Research highlight

Animal behaviour: How did the Fukushima disaster affect pet dogs?

Scientific Reports

October 11, 2012

A comparison of the behaviour and levels of the stress hormone cortisol in dogs abandoned after the Fukushima nuclear accident in 2011 and those abandoned in another region of Japan is published in the journal Scientific Reports. The behavioural and endocrine responses of dogs from the Fukushima region suggest they underwent a period of extreme stress, which persisted even after resocialization training and care.

The Tohoku earthquake of 11 March 2011 and subsequent nuclear incident has left around 340,000 Japanese people living as refugees. The accident and prolonged refugee situation has also led to the unintentional abandonment of many pets. Students at the University of Azabu have been conducting a program to place dogs from a rescue centre in Kanagawa with new owners, after the provision of psychosomatic care in a training facility. In 2011, these services were also provided for disaster-affected dogs from Fukushima.

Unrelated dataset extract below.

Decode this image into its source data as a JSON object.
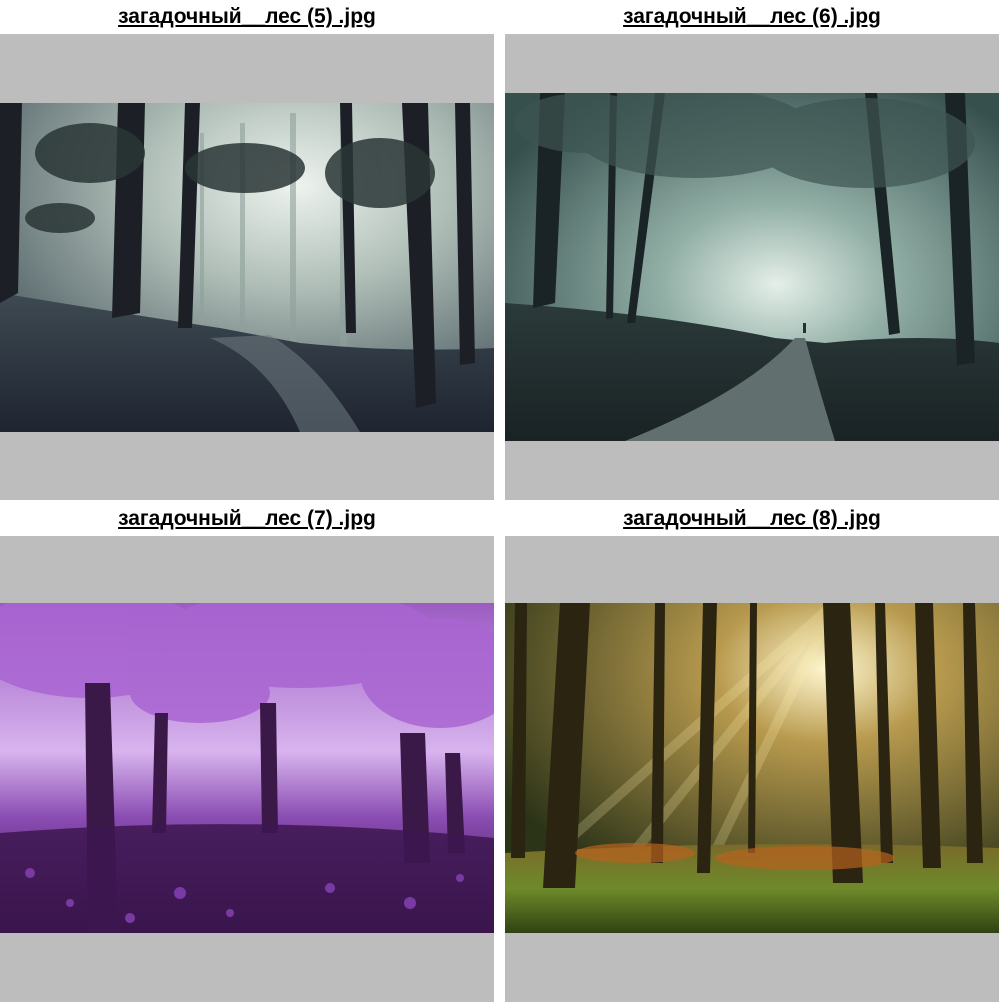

During resocialization training, Miho Nagasawa, Kazutaka Mogi and Takefumi Kikusui assessed the dogs’ behavioural characteristics and urine cortisol levels. They found that compared to dogs from Kanagawa, the Fukushima dogs showed significantly lower levels of aggression towards unfamiliar people, lower trainability and lower attachment to carers. The urine cortisol levels of the Fukushima dogs were also five to ten times higher, a trend which persisted even after 10 weeks, suggesting the disaster had a prolonged impact on these animals.

As the study was based on a limited number of samples, it was difficult to eliminate factors other than the experience of the disaster in Fukushima, the authors caution. The Fukushima dogs were relatively older than the others, for example, although the authors found no age-related effects, suggesting the dogs’ experience after the disaster was the most significant factor. Further research is needed into the long-term impacts of disasters on pets, the authors conclude.